The overnight long-haul doesn't have to be a killer. Follow some simple steps to survive the red-eye flight.
The right seat
Window seats are best for catching some sleep, as there is something to lean against. You also don't risk being woken by a neighbor clambering past to get to the toilet.
Seats at the front of the plane are the quietest.
The worst seats are on the back row, as often they don't recline.
Some seats on exit rows also do not recline and here bags must be stowed in lockers which means you'll have to keep getting up to get at belongings.
To find the best seats, visit SeatGuru that weighs up the pros and cons of each seat on every commercial plane.
Sleep-inducing goodies to pack in the carry-on bag include ear plugs, comfy socks, and noise-canceling ear phones.

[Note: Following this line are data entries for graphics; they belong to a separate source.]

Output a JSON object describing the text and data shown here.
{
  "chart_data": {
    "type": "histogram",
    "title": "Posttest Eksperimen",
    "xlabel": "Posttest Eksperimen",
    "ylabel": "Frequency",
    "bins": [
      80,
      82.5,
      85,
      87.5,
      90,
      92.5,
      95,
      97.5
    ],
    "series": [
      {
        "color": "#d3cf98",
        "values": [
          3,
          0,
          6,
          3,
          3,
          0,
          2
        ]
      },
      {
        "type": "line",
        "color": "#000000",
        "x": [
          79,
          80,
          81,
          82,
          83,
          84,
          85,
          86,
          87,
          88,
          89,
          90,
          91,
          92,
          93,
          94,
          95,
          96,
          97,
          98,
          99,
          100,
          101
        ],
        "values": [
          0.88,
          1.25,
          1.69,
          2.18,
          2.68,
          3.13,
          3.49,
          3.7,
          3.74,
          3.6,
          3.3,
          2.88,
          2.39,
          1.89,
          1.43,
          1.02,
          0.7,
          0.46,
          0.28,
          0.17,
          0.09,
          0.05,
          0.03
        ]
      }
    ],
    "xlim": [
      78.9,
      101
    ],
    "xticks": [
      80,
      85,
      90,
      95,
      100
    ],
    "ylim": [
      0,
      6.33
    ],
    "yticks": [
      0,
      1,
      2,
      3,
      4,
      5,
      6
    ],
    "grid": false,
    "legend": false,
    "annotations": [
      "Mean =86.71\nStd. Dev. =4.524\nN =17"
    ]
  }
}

Travel pillows may be awkward to carry, but they are proven at improving sleep by supporting the head.
An eye mask can also minimize interference from a neighbor's light and video screen.
Try to resist the urge to nap. The idea is to acclimatize to the new time zone as quickly as possible. So if you arrive in the morning, try to push through to bed time.
But don't over-do it the day after. A big night out is not the best idea, but early morning meetings could help you hit the ground running.
Skip coffee in the airport and especially when the trolley comes round during the flight.
If you're on a transatlantic red-eye, wait an hour or two before having breakfast on arrival in London. After all, it may be 7 am in London but it's still the middle of the night in New York.